A lighter Peter Higgs (by half a century)

The \(125.7\GeV\) Higgs boson may be one of the five faces of the God particles in the supersymmetric model building and it may be the lightest one. In that case, the heavier (and perhaps much heavier bosons) might be discovered in the future as the energy reach goes up. The MSSM – well, especially points like pMSSM-7 they study – are as compatible with all the known data as the Standard Model.

However, ...




However, the phenomenologists show that a surprising alternative scenario is also viable, although perhaps somewhat less accurate than the conventional scenario. The mass \(125.7\GeV\) may actually be the heavier among the two masses of CP-even neutral Higgs bosons. The other CP-even neutral Higgs boson may be lighter than that, much like (probably) the other three faces of the God particle. The "best fit" assuming that the observed Higgs boson is the heavier one gives \(m_h\sim 65\GeV\) for the lighter partner.

Now, the clever reader should object: If there are lighter Higgs bosons, why haven't we discovered them yet? That's a good question but there is a good answer, too. It's because in those scenarios, the lighter Higgs bosons have suppressed interactions with the gauge bosons which makes them harder to produce at the colliders from the history textbooks.

In fact, if this scenario is right, it's rather likely that even the LHC will be unable to see the lighter siblings. On the other hand, the ILC would almost certainly have what is needed to discover these lighter, less interacting brothers of the known Higgs boson.

The discovery of lighter scalar particles we have missed would be a remarkable and surprising discovery which would, in my opinion, justify the construction of the ILC even if its odds were just 10%. However, I suspect that a better estimate of the odds is lower than 10%. But if Nature chose this solution, the consequences would be spectacular, indeed. Aside from new Higgses, the "lighter Higgs cousins" scenario predicts third-generation sleptons (well, especially staus) that are as light as \(300\GeV\) and third-generation squarks (e.g. stop) as light as \(600\GeV\).

There's actually another MSSM fit paper on hep-ph today, by Ms Kamila Kowalska et al.. It also plays with the reverted Higgs hierarchy meme and with light enough staus. Three more purely hep-ph papers today are about SUSY but I can't discuss all such papers...

Off-topic: another habitable Earth

For years, environmentalists would be saying that there's no planet B and all this bullshit. Those claims are almost certainly wrong. Finally, a good replacement for the Earth was found.
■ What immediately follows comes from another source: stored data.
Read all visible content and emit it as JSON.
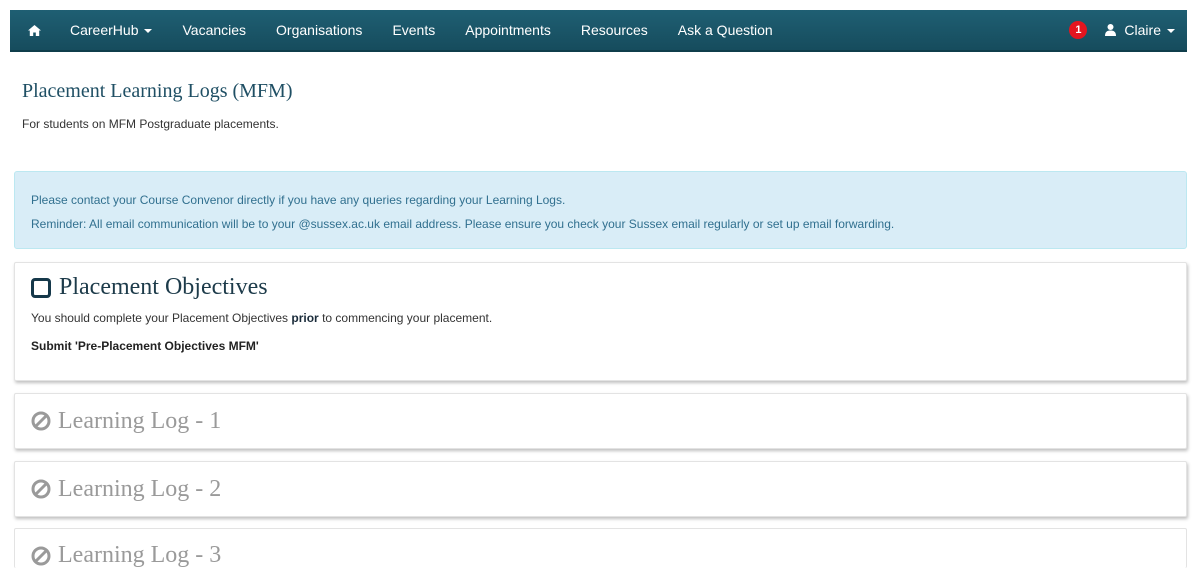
{
  "navbar": {
    "home_icon": "home-icon",
    "items": [
      {
        "label": "CareerHub",
        "dropdown": true
      },
      {
        "label": "Vacancies"
      },
      {
        "label": "Organisations"
      },
      {
        "label": "Events"
      },
      {
        "label": "Appointments"
      },
      {
        "label": "Resources"
      },
      {
        "label": "Ask a Question"
      }
    ],
    "notification_count": "1",
    "user_name": "Claire",
    "colors": {
      "bar": "#1f5f73",
      "badge": "#e4151f"
    }
  },
  "page": {
    "title": "Placement Learning Logs (MFM)",
    "subtitle": "For students on MFM Postgraduate placements."
  },
  "info": {
    "line1": "Please contact your Course Convenor directly if you have any queries regarding your Learning Logs.",
    "line2": "Reminder: All email communication will be to your @sussex.ac.uk email address. Please ensure you check your Sussex email regularly or set up email forwarding.",
    "colors": {
      "background": "#d9edf7",
      "text": "#31708f"
    }
  },
  "objectives": {
    "title": "Placement Objectives",
    "desc_before": "You should complete your Placement Objectives",
    "desc_bold": "prior",
    "desc_after": "to commencing your placement.",
    "submit_text": "Submit 'Pre-Placement Objectives MFM'",
    "icon": "checkbox-icon"
  },
  "logs": [
    {
      "title": "Learning Log - 1",
      "icon": "ban-icon"
    },
    {
      "title": "Learning Log - 2",
      "icon": "ban-icon"
    },
    {
      "title": "Learning Log - 3",
      "icon": "ban-icon"
    }
  ]
}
See also Christian Science Monitor and other places. The super-Earth called HD 40307 g is 6 times heavier than the Earth, located in the constellation Pictor, and is just 42 light years away from us (10 times further than the closest star aside from the Sun). It orbits a dwarf star (well, not too small, about 3/4 of the solar mass), should have the temperature close to the Earth's temperature, and it even seems to have day-night cycles because it's probably spinning around its axis. Their year takes about 200 our days, their distance from their star is 0.6 AU. You see that all these parameter are comparable to ours. Their eccentricity is a bit larger, about 0.22.

(No, the "42 million light years" in the first paragraph of the CS Monitor article is a bug. A planet this far couldn't be observed by our technology, of course.)

More seriously, finally we have a candidate that seems to have "everything" – the basic conditions. Still, I would bet 10:1 that there's no higher life over there. I just think that there are many other "non-basic conditions" and some good luck is needed, too. Moreover, even if you thought that life was easy, the planet is 1.2 billion years old (even though the parent star is 4.5 billion years old, almost just like the Sun). When the Earth was this young, during the Archean, the life was very limited. There was no free oxygen, fossils indicate just some bacteria and archaea and no eukaryotes. Another reason not to expect high-tech geeks at HD 40307 g.